Zulmir Ivânio Breda (*)
Importante marco regulatório da contabilidade pública brasileira, a Lei de Responsabilidade Fiscal (LRF) completou 20 anos de vigência no em maio.
Esse fato nos leva a refletir sobre sua importância histórica durante essas duas décadas, desde aquele Brasil da virada do século, com sua luta contra o desarranjo das contas públicas, à atual flexibilização da aplicação da Lei, diante do quadro de grave crise econômica provocada pela pandemia de Covid-19. A Lei foi aprovada pelo Congresso e sancionada pelo então presidente Fernando Henrique, com a finalidade de substituir um desarranjo fiscal por um novo modelo de finanças públicas.
Especialistas na área afirmam que a LRF representou um “ponto de inflexão” no desequilíbrio das finanças públicas no Brasil. Durante o ato de sanção da LRF, Fernando Henrique disse que a nova Lei representava uma “mudança de mentalidade, de práticas e de valores” e que ela era “um sinal de novos tempos”. Mas, passados 20 anos, há quem diga que o Brasil ainda não conseguiu consolidar totalmente a importância da responsabilidade fiscal entre os gestores públicos.
Controvérsias à parte, o fato é que são vários e inegáveis os avanços trazidos pela LRF no sentido de disciplinar a gestão dos recursos e de limitar a ação dos gestores; de dar transparência à sociedade sobre os assuntos fiscais da administração pública, por meio da emissão de relatórios e da divulgação anual das contas; e de estimular o controle social do orçamento público em seus vários níveis.
A defesa dos cidadãos, inclusive, está na base do que poderíamos chamar de cultura da responsabilidade fiscal, que se caracteriza pela adoção de práticas, por parte da administração pública, que busquem a solidez, o equilíbrio e a sustentabilidade das contas públicas, com ações planejadas e transparentes e ampla publicidade dos atos ligados à arrecadação de receitas e à realização de despesas.
A LRF atribuiu novas funções à contabilidade pública, conferindo-lhe um caráter mais gerencial, com o controle orçamentário e financeiro.
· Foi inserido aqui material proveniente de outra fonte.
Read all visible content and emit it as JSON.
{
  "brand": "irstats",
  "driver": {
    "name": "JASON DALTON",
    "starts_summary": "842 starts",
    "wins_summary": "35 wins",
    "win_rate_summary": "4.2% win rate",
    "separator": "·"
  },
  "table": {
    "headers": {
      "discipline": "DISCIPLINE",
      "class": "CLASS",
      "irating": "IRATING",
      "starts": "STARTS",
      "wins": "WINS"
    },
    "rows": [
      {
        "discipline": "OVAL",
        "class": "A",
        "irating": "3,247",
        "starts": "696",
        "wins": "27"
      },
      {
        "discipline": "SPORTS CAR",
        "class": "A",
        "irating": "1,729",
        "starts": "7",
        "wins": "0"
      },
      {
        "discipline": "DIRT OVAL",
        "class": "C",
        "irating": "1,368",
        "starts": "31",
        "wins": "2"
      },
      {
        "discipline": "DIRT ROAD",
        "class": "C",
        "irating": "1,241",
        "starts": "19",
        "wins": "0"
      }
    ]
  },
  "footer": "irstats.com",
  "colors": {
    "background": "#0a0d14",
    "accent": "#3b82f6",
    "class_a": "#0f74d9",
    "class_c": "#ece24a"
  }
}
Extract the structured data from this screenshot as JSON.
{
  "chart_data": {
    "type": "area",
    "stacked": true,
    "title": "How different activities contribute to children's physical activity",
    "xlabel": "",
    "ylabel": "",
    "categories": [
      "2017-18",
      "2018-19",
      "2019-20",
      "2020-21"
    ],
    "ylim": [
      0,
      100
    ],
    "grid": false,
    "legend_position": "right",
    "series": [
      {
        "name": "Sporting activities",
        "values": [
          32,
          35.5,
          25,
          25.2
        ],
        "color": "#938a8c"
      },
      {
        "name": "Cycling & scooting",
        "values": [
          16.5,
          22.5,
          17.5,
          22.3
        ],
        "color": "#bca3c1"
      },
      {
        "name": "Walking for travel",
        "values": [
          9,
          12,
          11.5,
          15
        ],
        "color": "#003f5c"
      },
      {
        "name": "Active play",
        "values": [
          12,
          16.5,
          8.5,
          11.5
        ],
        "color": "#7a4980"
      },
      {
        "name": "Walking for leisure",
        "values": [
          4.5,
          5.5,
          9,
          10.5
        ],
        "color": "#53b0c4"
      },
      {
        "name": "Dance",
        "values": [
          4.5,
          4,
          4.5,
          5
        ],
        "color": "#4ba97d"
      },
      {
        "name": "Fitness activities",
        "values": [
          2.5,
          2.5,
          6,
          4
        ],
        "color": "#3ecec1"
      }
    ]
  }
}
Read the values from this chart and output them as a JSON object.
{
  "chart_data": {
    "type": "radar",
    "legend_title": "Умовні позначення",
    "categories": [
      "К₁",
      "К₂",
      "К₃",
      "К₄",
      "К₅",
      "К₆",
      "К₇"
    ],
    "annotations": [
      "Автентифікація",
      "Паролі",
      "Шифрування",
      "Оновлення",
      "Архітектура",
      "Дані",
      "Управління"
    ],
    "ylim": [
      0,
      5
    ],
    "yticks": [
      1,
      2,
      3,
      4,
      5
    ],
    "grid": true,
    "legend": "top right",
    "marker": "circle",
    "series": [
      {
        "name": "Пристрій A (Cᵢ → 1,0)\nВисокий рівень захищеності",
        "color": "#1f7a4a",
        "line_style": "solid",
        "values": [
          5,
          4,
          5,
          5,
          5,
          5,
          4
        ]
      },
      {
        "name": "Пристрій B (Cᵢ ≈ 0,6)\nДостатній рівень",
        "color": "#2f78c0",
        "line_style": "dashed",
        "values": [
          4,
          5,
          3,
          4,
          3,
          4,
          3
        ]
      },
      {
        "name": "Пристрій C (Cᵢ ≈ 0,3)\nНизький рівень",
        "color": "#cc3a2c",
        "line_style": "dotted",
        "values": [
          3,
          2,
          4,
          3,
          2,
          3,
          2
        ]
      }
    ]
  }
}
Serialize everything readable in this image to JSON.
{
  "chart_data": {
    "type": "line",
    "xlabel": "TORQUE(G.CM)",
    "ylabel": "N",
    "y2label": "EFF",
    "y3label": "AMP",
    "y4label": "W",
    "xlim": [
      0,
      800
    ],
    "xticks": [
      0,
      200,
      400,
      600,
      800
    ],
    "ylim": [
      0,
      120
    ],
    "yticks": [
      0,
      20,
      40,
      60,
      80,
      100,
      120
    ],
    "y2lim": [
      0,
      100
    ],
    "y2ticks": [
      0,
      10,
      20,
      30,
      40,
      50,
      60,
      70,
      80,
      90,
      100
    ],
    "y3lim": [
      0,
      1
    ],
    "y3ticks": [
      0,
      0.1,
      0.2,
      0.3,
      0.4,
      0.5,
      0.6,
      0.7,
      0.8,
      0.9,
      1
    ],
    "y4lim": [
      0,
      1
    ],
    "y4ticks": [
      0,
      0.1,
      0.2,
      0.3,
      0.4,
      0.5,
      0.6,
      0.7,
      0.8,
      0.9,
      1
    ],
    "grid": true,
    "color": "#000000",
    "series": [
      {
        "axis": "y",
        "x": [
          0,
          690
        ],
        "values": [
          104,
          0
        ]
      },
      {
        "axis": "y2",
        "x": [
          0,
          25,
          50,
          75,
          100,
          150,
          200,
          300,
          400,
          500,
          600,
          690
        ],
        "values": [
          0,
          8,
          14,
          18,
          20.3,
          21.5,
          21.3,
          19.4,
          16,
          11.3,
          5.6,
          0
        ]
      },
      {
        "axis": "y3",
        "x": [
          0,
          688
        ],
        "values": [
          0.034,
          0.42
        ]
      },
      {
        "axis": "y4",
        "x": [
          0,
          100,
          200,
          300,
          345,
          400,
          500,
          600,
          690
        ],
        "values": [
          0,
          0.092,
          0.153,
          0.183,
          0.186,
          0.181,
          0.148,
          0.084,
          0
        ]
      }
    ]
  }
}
De modo geral, a contabilidade ganhou relevância com a LRF, e isso me faz lembrar das sábias palavras de um grande mestre, o saudoso professor Antônio Lopes de Sá, que disse certa vez: “Só não entende o valor da Contabilidade quem não possui cultura atualizada para compreender que é esta a ciência que pode ensejar modelos e comportamento da riqueza”.
Embora imperfeita – artigos foram considerados inconstitucionais e outros ignorados por gestores públicos –, a LRF trouxe válvulas de escape que permitiriam a sua flexibilização, em situações de calamidade pública e com o PIB crescendo abaixo de 1%. Diante do colapso econômico provocado pela imprevisível pandemia de Covid-19, essas válvulas foram acionadas e confirmadas pelo STF.
Na situação atual, a flexibilização das regras impostas pela Lei, para a adoção de medidas urgentes de enfrentamento à calamidade na saúde pública, é uma atitude necessária e sensata. Porém, no horizonte pós-pandemia, a responsabilidade fiscal será mais necessária do que nunca. A projeção da Secretaria do Tesouro Nacional – considerando a forte queda do PIB, aliada ao aumento inevitável, ainda que temporário, do déficit nas contas públicas, que pode chegar a 9% do PIB em 2020 – é que o endividamento público ultrapasse 90% do PIB.
Em meio às sérias batalhas que estamos hoje enfrentando para combater a tragédia humana provocada pela pandemia, proponho uma reflexão sobre uma fala do economista John Maynard Keynes, proferida em fevereiro de 1943, ao Parlamento britânico:
“O futuro será o que escolhermos para fazê-lo. Se o abordamos com medo e timidez, teremos o que merecemos. Se marcharmos com confiança e vigor, os fatos responderão. Seria uma coisa monstruosa reservar toda nossa coragem e força de vontade para a Guerra e então, coroados com a vitória, abordarmos a Paz como um bando de derrotistas falidos”.
(*) – É presidente do Conselho Federal de Contabilidade (CFC).